Interest Rates - Detailed Notes

Key Concepts of Interest Rates

  • Interest Rates: The price of using money; it represents the cost of borrowing or the return on investment.
  • Types of Interest Rate Quotes:
  • Effective Annual Rate (EAR): Total interest earned on an investment after one year of compounding.
    • Example: An investment of $100 at an EAR of 5% grows as follows:
    • 6 months: $102.47 = $100 × (1.05)^0.5
    • 1 year: $105.00 = $100 × (1.05)^1.0
    • 2 years: $110.25 = $100 × (1.05)^2.0
  • Annual Percentage Rate (APR): Indicates the annual interest without compounding effects; does not reflect the actual amount earned when compounding occurs.

Interest Rate Adjustments

  • Adjusting the discount rate to the cash flow time period is crucial for accurate Present Value (PV) and Future Value (FV) calculations.
  • Equivalent n-Period Discount Rate formula:
  • ( 1 + r = (1 + r)^{n} - 1 ) (Eq. 3.1)

Example: Valuing Monthly Cash Flows

  • Scenario: Saving to accumulate $100,000 in 10 years with a bank account that offers a 6% EAR.

  • Step 1: Calculate the monthly discount rate:

  • Equivalent monthly discount rate: 0.4868% per month.

  • Step 2: Identify relevant valuation formula for the future value of an annuity:

  • ( FV = C \times \frac{(1 + r)^n - 1}{r} )

  • Step 3: Solve for monthly contribution (C):

  • ( C = \frac{FV \times r}{(1 + r)^n - 1} ) leading to:

  • Monthly Contribution (C): Approximately $615.47 per month.

Converting APR to EAR

  • To find the effective rate, the APR can be converted to EAR using the formula:
  • ( EAR = (1 + \frac{APR}{m})^m - 1 ) (Eq. 3.3)
  • Where m is the number of compounding periods per year.

Amortizing Loans

  • An Amortizing Loan is repaid through scheduled payments that include interest plus principal.
  • Example Questions:
  1. Loan Payment Calculation: For a $30,000 loan at 6.75% APR over 60 months, the monthly payment is approximately $590.08.
  2. Outstanding Balance Calculation: After three years into a $30,000 loan (6.75% APR), the remaining balance after 36 months is approximately $13,222.32.

Determinants of Interest Rates

  • Interest rates are influenced by supply and demand for funds:

  • Components of Interest Rate:

    • Real risk-free interest rate
    • Inflation premium
    • Risk premium

  • Nominal vs.
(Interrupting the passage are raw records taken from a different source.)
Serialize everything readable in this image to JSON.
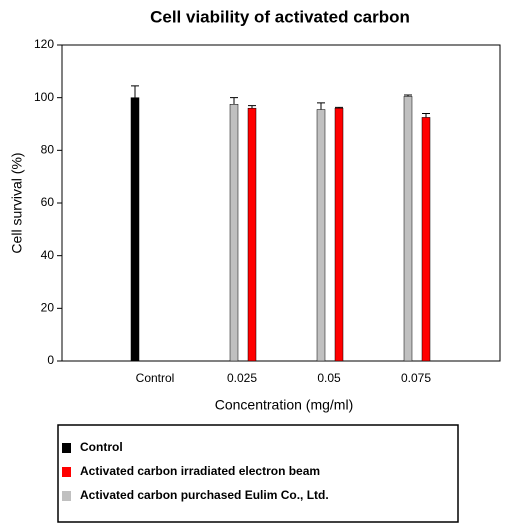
{
  "chart_data": {
    "type": "bar",
    "title": "Cell viability of activated carbon",
    "x_label": "Concentration (mg/ml)",
    "y_label": "Cell survival (%)",
    "categories": [
      "Control",
      "0.025",
      "0.05",
      "0.075"
    ],
    "series": [
      {
        "name": "Control",
        "color": "#000000",
        "values": [
          100,
          null,
          null,
          null
        ],
        "errors": [
          4.5,
          null,
          null,
          null
        ]
      },
      {
        "name": "Activated carbon irradiated electron beam",
        "color": "#ff0000",
        "values": [
          null,
          96,
          96,
          92.5
        ],
        "errors": [
          null,
          1,
          0.3,
          1.5
        ]
      },
      {
        "name": "Activated carbon purchased Eulim Co., Ltd.",
        "color": "#c0c0c0",
        "values": [
          null,
          97.5,
          95.5,
          100.5
        ],
        "errors": [
          null,
          2.5,
          2.5,
          0.5
        ]
      }
    ],
    "ylim": [
      0,
      120
    ],
    "yticks": [
      0,
      20,
      40,
      60,
      80,
      100,
      120
    ],
    "legend": "bottom"
  }
}
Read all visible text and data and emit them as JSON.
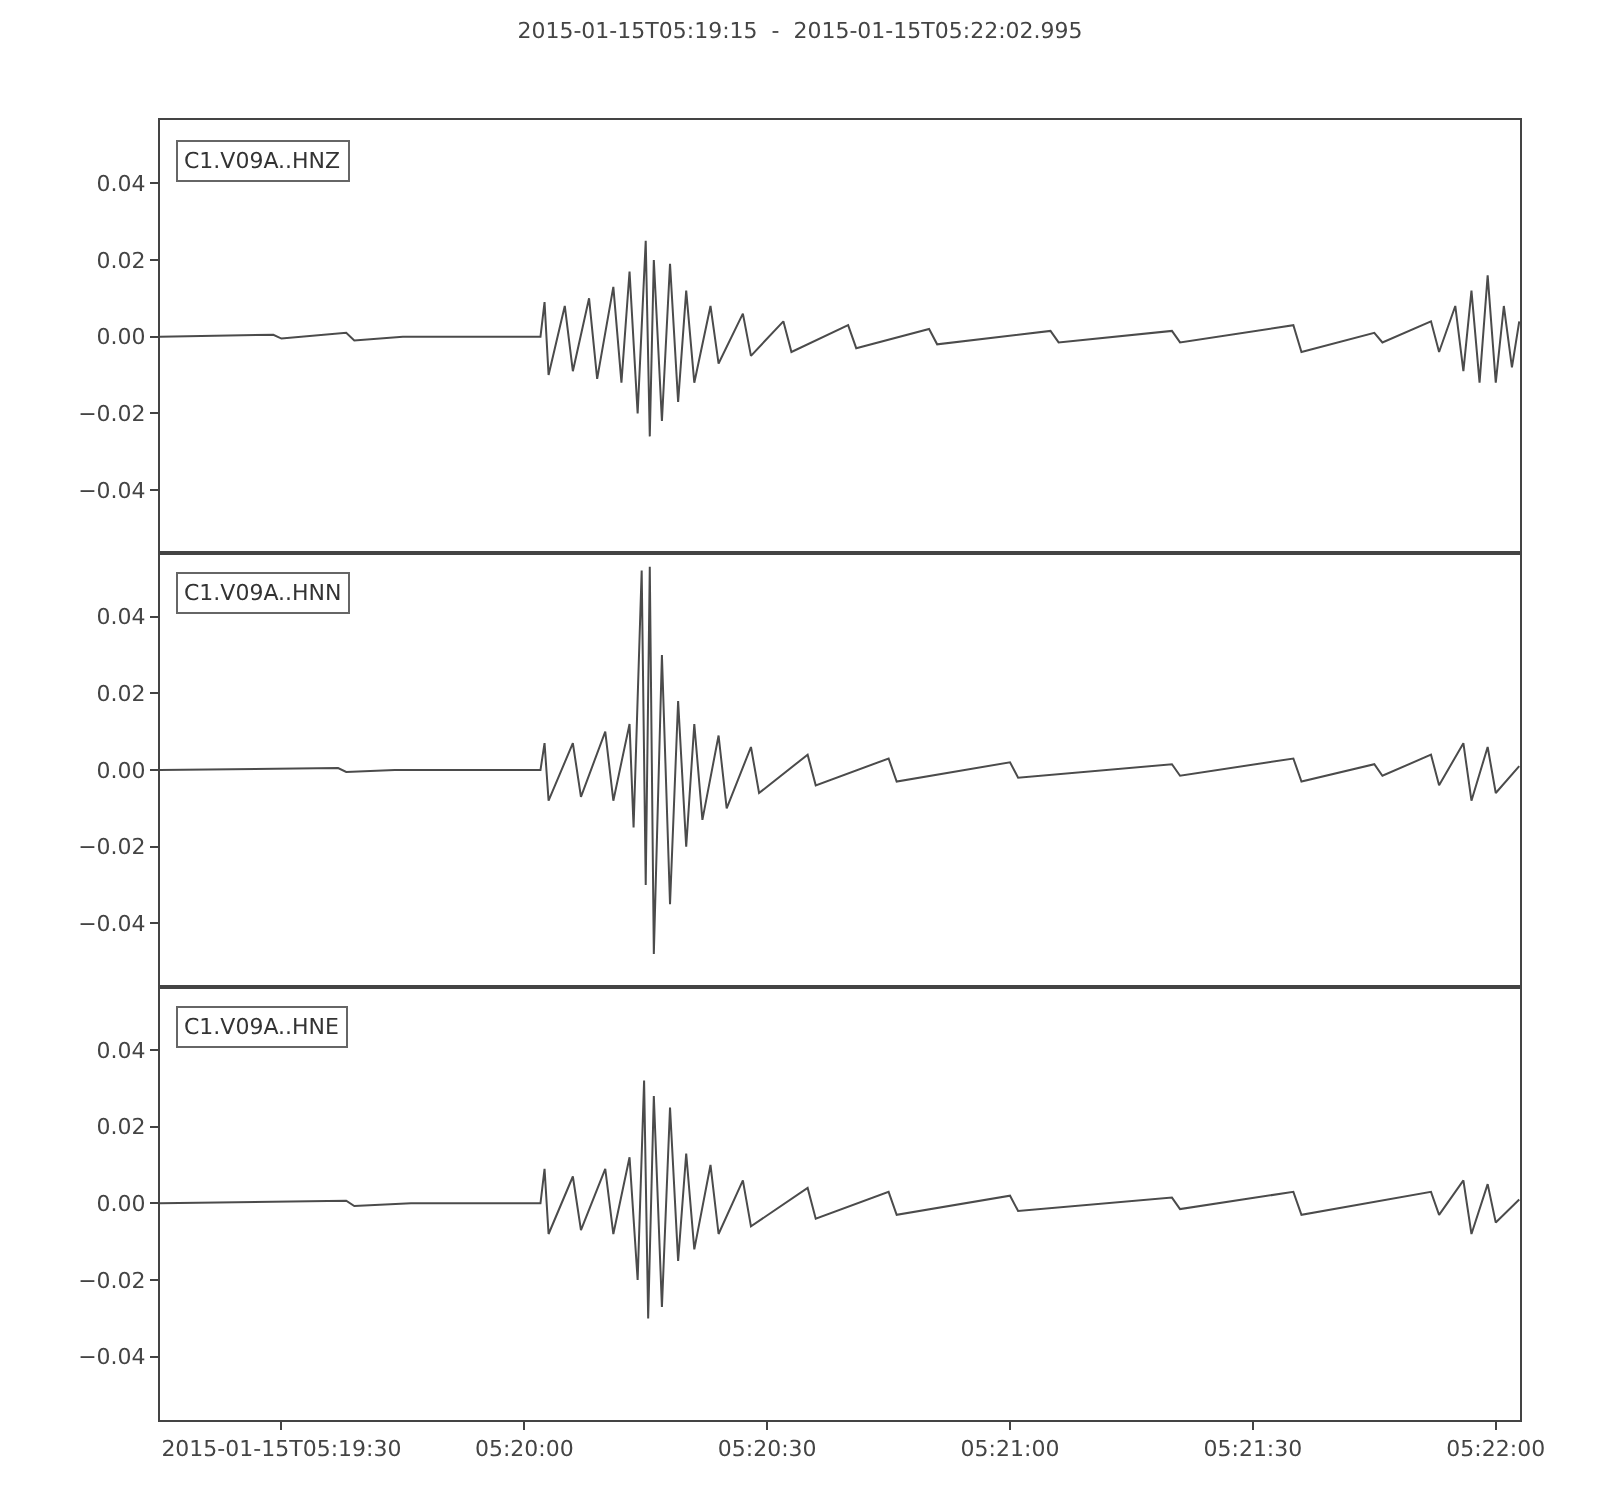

Real Rates:

  • Nominal Rate: Rate without adjustments for inflation.

  • Real Rate: Rate adjusted for inflation, indicating growth in purchasing power.

  • Fisher Equation describes the relationship:

    • ( 1 + r = (1 + r_{real})(1 + \pi) )

  • Example Real Interest Rate Calculation:

  • 2005: Nominal rate of 5.1%, inflation 2.7% yields a real rate of approximately 2.34%.

  • 2016: Nominal rate of 1.7%, inflation 1.3% yields a real rate of approximately 0.39%.